Who gives you permission to choose your ethnic identity? What a great opportunity Ms. Rachel Dolezal gives me to explore my thoughts about this question. If you are an Adult Third Culture Kid (ATCK) or an adolescent TCK*you’ve acquired at least two ethnicities.
If you grew up in a group different than your own race and/or ethnic group, chances are you, too, can easily fall into the language, inflections and gestures of those you are close to within that community. Racially white Ms. Dolezal chooses and has successfully been living as a black woman. For years I moved seamlessly within a Jewish temple community as my children became bar and bat mitzvah even though I did not convert to Judaism. People in the community knew I was not Jewish. I was an accepted member of the community and was chairperson of the education committee. There were lines I chose not cross so as not to offend religious precepts of people I respect and love.
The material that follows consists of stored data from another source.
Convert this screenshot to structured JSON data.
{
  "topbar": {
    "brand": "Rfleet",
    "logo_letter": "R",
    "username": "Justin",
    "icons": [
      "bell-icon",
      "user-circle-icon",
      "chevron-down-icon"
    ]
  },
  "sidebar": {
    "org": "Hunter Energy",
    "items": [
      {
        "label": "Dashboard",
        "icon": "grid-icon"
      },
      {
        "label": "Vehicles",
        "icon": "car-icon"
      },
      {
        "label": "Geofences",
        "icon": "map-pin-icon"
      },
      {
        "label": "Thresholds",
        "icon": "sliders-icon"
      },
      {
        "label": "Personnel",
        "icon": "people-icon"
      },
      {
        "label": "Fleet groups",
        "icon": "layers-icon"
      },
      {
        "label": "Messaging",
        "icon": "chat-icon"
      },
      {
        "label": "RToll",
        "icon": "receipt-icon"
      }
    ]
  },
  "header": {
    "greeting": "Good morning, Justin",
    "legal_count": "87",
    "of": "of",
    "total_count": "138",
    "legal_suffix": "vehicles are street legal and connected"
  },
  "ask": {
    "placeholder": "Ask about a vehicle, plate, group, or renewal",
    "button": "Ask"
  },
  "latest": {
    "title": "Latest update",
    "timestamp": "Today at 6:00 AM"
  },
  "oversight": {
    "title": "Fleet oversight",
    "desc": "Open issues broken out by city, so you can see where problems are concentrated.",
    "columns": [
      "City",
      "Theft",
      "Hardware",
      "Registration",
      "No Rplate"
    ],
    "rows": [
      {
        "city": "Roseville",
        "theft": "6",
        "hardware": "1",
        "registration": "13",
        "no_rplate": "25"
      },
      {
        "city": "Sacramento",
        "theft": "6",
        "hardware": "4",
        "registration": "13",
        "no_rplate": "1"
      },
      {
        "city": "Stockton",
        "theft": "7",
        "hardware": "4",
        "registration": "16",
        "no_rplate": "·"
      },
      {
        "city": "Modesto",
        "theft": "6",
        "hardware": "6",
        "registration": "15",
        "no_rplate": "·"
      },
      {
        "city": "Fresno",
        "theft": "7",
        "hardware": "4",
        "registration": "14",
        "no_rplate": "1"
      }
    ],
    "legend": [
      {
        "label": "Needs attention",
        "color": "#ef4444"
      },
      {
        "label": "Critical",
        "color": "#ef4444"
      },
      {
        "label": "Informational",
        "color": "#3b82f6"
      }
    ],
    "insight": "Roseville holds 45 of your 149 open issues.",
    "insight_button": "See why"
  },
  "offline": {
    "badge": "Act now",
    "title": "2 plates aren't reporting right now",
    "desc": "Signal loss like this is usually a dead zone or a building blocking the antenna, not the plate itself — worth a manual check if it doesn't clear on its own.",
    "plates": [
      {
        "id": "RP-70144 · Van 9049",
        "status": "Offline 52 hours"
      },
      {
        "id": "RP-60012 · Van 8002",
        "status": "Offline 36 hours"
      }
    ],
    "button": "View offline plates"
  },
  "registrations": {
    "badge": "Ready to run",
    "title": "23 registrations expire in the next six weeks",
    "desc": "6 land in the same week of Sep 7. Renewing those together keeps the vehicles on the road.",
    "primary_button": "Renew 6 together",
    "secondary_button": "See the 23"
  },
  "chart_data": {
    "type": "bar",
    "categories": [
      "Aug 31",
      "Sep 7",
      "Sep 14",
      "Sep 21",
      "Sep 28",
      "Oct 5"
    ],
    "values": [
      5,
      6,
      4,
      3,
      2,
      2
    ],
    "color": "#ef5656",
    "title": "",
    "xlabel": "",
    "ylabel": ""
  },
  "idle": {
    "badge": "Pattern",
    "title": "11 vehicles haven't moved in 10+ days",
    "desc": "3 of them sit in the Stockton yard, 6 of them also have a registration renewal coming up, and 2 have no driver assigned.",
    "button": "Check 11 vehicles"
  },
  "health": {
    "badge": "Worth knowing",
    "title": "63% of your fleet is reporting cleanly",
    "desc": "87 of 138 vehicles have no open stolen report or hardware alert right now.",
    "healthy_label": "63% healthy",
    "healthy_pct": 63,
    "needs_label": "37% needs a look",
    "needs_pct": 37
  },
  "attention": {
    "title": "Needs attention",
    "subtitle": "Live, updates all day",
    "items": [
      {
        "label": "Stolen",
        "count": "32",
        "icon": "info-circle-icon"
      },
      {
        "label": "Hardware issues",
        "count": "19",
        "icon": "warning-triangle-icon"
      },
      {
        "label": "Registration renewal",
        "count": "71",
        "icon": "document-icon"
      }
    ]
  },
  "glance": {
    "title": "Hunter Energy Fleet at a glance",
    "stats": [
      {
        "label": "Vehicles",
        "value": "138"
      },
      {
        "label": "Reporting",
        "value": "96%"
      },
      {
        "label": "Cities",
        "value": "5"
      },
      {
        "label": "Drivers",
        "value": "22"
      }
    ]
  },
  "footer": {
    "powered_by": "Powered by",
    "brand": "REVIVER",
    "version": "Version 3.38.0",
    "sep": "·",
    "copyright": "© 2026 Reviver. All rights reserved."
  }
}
Similar experiences have offered me the opportunity to be Mexican, Mexican-American, someone from Northern Michigan and a native Californian. I’ve had the honor of being in positions where people who participate in only one of those ethnicities do not treat me as an outsider. I am very careful not to misuse this license in any way. When relationships begin and are to be more than very short lived, I am fully open about how I have the knowledge and abilities that belie my appearance of a Caucasian California USian.
Each of us has the right to choose to live as fully as we can within the groups where we feel at home. Skin color, childhood and parentage are not the only qualifiers.
*A child who spent a significant amount of time during developmental years in a country other than their passport country.